In this case, Carlos purchased from Toyota Cubao (Toyota) a brand-new white Toyota Hi-Lux on November 27, 1997. Carlos made a down payment leaving the balance payable in 36 months with 54% interest. The vehicle was eventually delivered to Carlos two days later. On December 18, 1998, Carlos demanded replacement of the engine of the vehicle because it developed a crack after traversing Marcos Highway during a heavy rain. Carlos asserted that Toyota should replace the engine with a new one based on an implied warranty. Toyota responded that the allege damage on the engine was not covered by a warranty.
The refusal of Toyota to replace the engine with a new one constrained Carlos to file a complaint for damages against Toyota.
Is the damage on the engine covered by a warranty?
The Supreme Court said:
No.
In a contract of sale, the seller is bound to transfer the ownership of and to deliver the thing that is the object of sale. The seller is responsible for warranty against the hidden defects which the thing sold may have, should they render it unfit for the use for which it is intended, or should they diminish its fitness for such use to such an extent that, had the buyer been aware of the same, he would not have acquired it or would have given a lower price for it. This is called implied warranty.
However, the seller is not answerable for patent defects or those which may be visible, or for those which are not visible if the buyer is an expert who, by reason of his trade and profession, should have known the defects.
The law says:
In a contract of sale, an implied warranty on the part of the seller that he has a right to sell the thing at the time when the ownership is to pass, and that the buyer shall from that time have enjoy the legal and possession of the thing.
Also, there is an implied warranty that the thing shall be free from any hidden faults or defects, or any change or encumbrance not declared or known to the buyer.
Will the complaint of Carlos prosper?
The Supreme Court said:
No.
While the issue of Carlos falls within the definition or concept of implied warranty, his act of filing the complaint is not within the prescriptive period.

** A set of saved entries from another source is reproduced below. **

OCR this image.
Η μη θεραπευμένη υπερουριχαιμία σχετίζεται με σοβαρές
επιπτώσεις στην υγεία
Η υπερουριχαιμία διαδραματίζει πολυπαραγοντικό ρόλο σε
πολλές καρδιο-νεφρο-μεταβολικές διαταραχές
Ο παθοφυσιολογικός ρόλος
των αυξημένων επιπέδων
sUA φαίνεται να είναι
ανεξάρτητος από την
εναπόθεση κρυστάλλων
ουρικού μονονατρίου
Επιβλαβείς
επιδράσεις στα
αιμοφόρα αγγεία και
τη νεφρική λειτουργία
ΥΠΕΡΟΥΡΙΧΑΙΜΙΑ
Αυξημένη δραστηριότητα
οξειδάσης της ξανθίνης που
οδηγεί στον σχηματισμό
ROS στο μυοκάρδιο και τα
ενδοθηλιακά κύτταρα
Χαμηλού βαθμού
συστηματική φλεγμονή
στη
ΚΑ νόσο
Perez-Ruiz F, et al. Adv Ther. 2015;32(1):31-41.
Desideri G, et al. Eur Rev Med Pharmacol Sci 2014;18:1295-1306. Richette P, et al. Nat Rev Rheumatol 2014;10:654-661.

In other words, his complaint was filed out of time.
The law says:
The duration of the implied warranty which is not accompanied by express warranty shall endure not less than sixty (60) days nor more than one (1) year following the sale of new consumer products. If there is a breach of the implied warranty, any complaint must be brought within time which the implied warranty is in effect if there is no agreement between the seller and the buyer of a longer duration.
In this case, Carlos filed a case after the lapse of the period during which the implied warranty was in effect.